Return true if you can finish all courses. Otherwise, return false.

Example 1:

Input: numCourses = 2, prerequisites = [[1,0]] Output: true Explanation: There are a total of 2 courses to take. To take course 1 you should have finished course 0. So it is possible.

Example 2:

Input: numCourses = 2, prerequisites = [[1,0],[0,1]] Output: false Explanation: There are a total of 2 courses to take. To take course 1 you should have finished course 0, and to take course 0 you should also have finished course 1. So it is impossible.

Solution

class Solution:
    def canFinish(self, numCourses: int, prerequisites: list[list[int]]) -> bool:
        # Build adjacency list
        adj = {i: [] for i in range(numCourses)}
        for course, prereq in prerequisites:
            adj[course].append(prereq)

        # A set to keep track of nodes in the current recursion stack (visiting)
        visiting = set()

        # A set to keep track of nodes that have been fully processed
        visited = set()

        def has_cycle(course):
            visiting.add(course)

            for prereq in adj[course]:
                if prereq in visiting:
                    # Cycle detected
                    return True
                if prereq not in visited:
                    if has_cycle(prereq):
                        return True

            # No cycle found from this node, move it from visiting to visited
            visiting.remove(course)
            visited.add(course)
            return False

        # Check for cycles from every course
        for course in range(numCourses):
            if course not in visited:
                if has_cycle(course):
                    return False

        return True

Explanation

This problem is equivalent to detecting a cycle in a directed graph. The courses are the nodes, and the prerequisites are the directed edges.

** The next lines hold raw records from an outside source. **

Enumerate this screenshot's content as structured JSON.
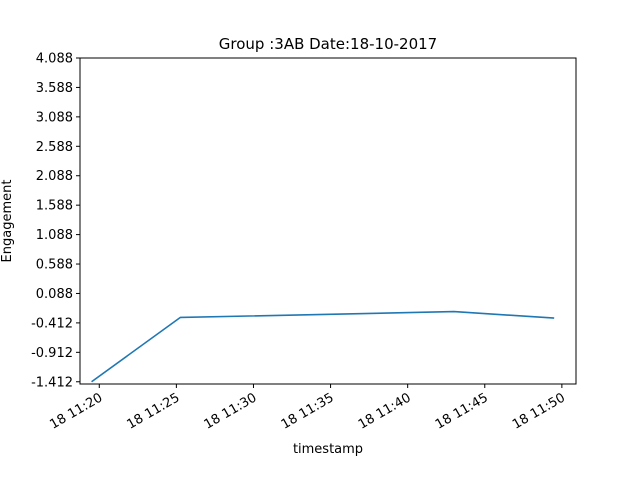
{
  "chart_data": {
    "type": "line",
    "title": "Group :3AB Date:18-10-2017",
    "xlabel": "timestamp",
    "ylabel": "Engagement",
    "x_date": "2017-10-18",
    "xlim": [
      "2017-10-18 11:18:45",
      "2017-10-18 11:50:55"
    ],
    "ylim": [
      -1.45,
      4.088
    ],
    "x_ticks": [
      {
        "value": "2017-10-18 11:20",
        "label": "18 11:20"
      },
      {
        "value": "2017-10-18 11:25",
        "label": "18 11:25"
      },
      {
        "value": "2017-10-18 11:30",
        "label": "18 11:30"
      },
      {
        "value": "2017-10-18 11:35",
        "label": "18 11:35"
      },
      {
        "value": "2017-10-18 11:40",
        "label": "18 11:40"
      },
      {
        "value": "2017-10-18 11:45",
        "label": "18 11:45"
      },
      {
        "value": "2017-10-18 11:50",
        "label": "18 11:50"
      }
    ],
    "y_ticks": [
      {
        "value": -1.412,
        "label": "-1.412"
      },
      {
        "value": -0.912,
        "label": "-0.912"
      },
      {
        "value": -0.412,
        "label": "-0.412"
      },
      {
        "value": 0.088,
        "label": "0.088"
      },
      {
        "value": 0.588,
        "label": "0.588"
      },
      {
        "value": 1.088,
        "label": "1.088"
      },
      {
        "value": 1.588,
        "label": "1.588"
      },
      {
        "value": 2.088,
        "label": "2.088"
      },
      {
        "value": 2.588,
        "label": "2.588"
      },
      {
        "value": 3.088,
        "label": "3.088"
      },
      {
        "value": 3.588,
        "label": "3.588"
      },
      {
        "value": 4.088,
        "label": "4.088"
      }
    ],
    "series": [
      {
        "color": "#1f77b4",
        "points": [
          {
            "x": "2017-10-18 11:19:30",
            "y": -1.412
          },
          {
            "x": "2017-10-18 11:25:15",
            "y": -0.32
          },
          {
            "x": "2017-10-18 11:43:00",
            "y": -0.22
          },
          {
            "x": "2017-10-18 11:49:30",
            "y": -0.33
          }
        ]
      }
    ],
    "grid": false,
    "legend": "none"
  }
}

If there is a cycle in the graph (e.g., Course A depends on B, B depends on C, and C depends on A), then it's impossible to finish all courses. If there are no cycles, it's always possible.

We can solve this using Depth-First Search (DFS).

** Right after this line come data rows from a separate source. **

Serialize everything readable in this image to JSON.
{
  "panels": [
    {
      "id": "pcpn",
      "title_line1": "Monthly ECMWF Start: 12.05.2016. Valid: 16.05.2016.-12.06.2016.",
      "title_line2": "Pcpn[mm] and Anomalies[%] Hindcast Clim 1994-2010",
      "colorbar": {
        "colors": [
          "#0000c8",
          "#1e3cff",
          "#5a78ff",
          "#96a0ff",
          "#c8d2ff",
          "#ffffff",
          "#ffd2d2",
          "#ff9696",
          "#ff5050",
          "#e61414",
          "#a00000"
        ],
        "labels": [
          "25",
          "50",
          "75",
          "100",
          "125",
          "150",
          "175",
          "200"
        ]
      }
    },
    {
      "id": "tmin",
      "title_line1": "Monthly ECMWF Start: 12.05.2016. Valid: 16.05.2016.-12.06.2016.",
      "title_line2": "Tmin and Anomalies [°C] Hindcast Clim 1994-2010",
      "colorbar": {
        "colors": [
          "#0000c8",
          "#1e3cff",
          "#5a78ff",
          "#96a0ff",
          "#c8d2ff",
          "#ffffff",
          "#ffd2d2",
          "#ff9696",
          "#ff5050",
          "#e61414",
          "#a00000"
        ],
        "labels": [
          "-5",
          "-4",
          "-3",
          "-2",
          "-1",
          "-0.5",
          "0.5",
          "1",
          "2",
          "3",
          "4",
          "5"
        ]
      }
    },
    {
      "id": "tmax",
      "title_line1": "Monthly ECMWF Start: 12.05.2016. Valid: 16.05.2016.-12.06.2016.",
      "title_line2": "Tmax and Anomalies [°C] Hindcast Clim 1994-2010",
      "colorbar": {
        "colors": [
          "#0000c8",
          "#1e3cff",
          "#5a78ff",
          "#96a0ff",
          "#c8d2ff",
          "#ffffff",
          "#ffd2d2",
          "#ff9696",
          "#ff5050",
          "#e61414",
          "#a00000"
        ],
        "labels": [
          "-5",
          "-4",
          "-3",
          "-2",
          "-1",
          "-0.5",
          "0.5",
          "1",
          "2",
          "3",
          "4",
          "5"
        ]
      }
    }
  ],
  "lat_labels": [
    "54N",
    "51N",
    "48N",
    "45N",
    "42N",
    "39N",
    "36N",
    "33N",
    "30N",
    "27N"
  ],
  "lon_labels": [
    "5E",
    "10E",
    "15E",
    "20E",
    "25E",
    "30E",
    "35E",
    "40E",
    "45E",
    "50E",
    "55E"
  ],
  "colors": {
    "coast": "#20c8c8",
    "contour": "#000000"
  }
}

  1. Build Adjacency List: First, we represent the graph using an adjacency list, where adj[course] contains a list of its prerequisites.

  2. Track Visited States: We need to keep track of the state of each node during the DFS traversal. We use two sets:

    • visiting: Stores nodes that are currently in the recursion stack for the active DFS path. If we encounter a node that is already in visiting, we have found a back edge, which means there is a cycle.
    • visited: Stores nodes that have been completely explored (i.e., all their neighbors have been visited) and are known to not be part of a cycle.
  3. DFS with Cycle Detection:

    • The has_cycle function performs the DFS.
    • When we visit a course, we add it to visiting.
    • We then recursively call has_cycle for all its prereqs.
    • If any prereq is already in visiting, we've found a cycle, and we return True.
    • After visiting all neighbors of a course without finding a cycle, we remove it from visiting and add it to visited. This is an important optimization; it means we don't have to re-explore this node if we encounter it again from a different path.
  4. Main Loop: We iterate through all courses from 0 to numCourses - 1. We start a DFS from each course that hasn't been visited yet to ensure we cover all components of the graph.

The time complexity is O(V + E), where V is the number of courses (vertices) and E is the number of prerequisites (edges), because we visit each vertex and edge once. The space complexity is O(V + E) for the adjacency list and the visited sets.